Rippert de Monclar dit que ces hérétiques, après tout, ne sont pas de pire condition que les juifs, à qui l’on accorde bien, non seulement la faculté de se marier hors de l’Église, mais encore le libre exercice de leur religion. Il demande si l’on doit envelopper dans une même condamnation, avec les cent cinquante mille pères et mères qui ont contracté des mariages clandestins, toute la multitude des enfants nés ou à naître. « Quel mal ont-ils fait, s’écrie-t-il, pour les rendre l’opprobre de toute la terre ? »

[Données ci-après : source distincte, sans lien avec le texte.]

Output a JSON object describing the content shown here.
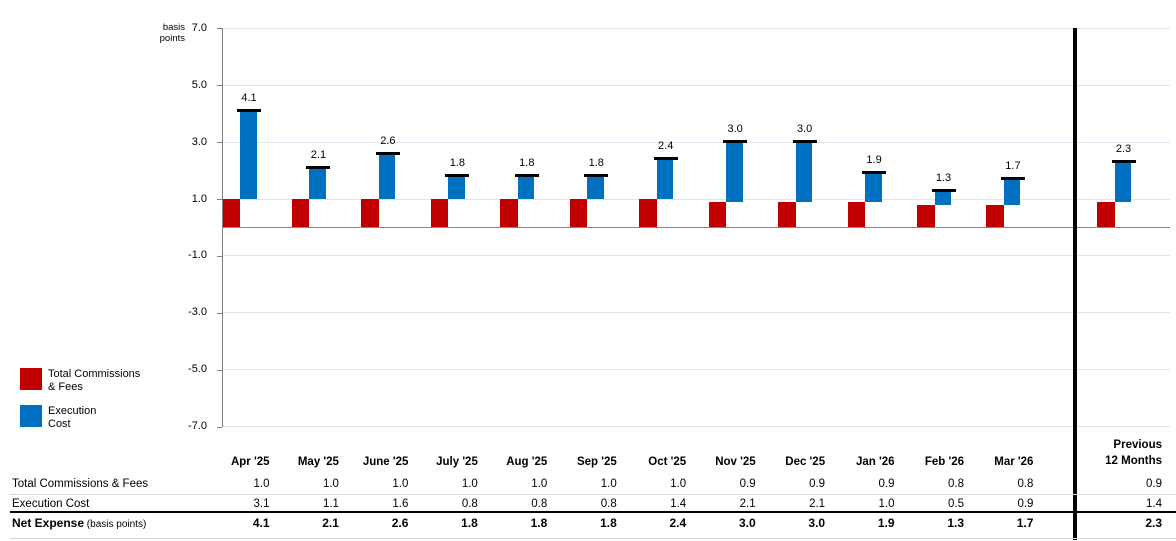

Il prouve d’ailleurs que les persécutions demandées par l’évêque d’Alais ne seraient pas plus efficaces qu’elles ne l’avaient été. « Si l’on donnait à ce prélat, dit-il, une liste exacte de tous les ministres protestants qu’on a mis à mort ; de toutes les personnes de tout âge et de tout rang qu’on a envoyées aux galères ; de toutes les taxes, amendes et autres contributions qu’on a exigés ; de tous les enfants qu’on a enlevés à leurs parents : de tous les mariages qu’on a cassés et déclarés concubinages publics ; de tous les biens qu’on a adjugés en conséquence aux collatéraux ; de toutes les personnes qu’on a emprisonnées et retenues dans une longue captivité ; de tous les décrets qu’on a portés contre une infinité d’autres ; de tous les excès même, et de tous les meurtres affreux commis par les troupes du roi, et contre les intentions de Sa Majesté : hélas ! cette liste, formerait des volumes entiers. Tous les coins de la France retentissent des cris de ces malheureux ; ils attirent même la compassion de tous ceux qui se font gloire, je ne dis pas d’être chrétiens, mais d’être hommes, et un évêque y est insensible, et cherche même à les redoubler ! Ne lui siérait-il pas mieux, après avoir planté et arrosé en leur faveur, de gémir pour eux entre le vestibule et l’autel ? » (p. 48, 49.)
Cette leçon de morale et de pudeur publique, donnée par la magistrature au clergé, était aussi méritée que sévère : elle ne fut pas seule, comme nous aurons lieu de le montrer.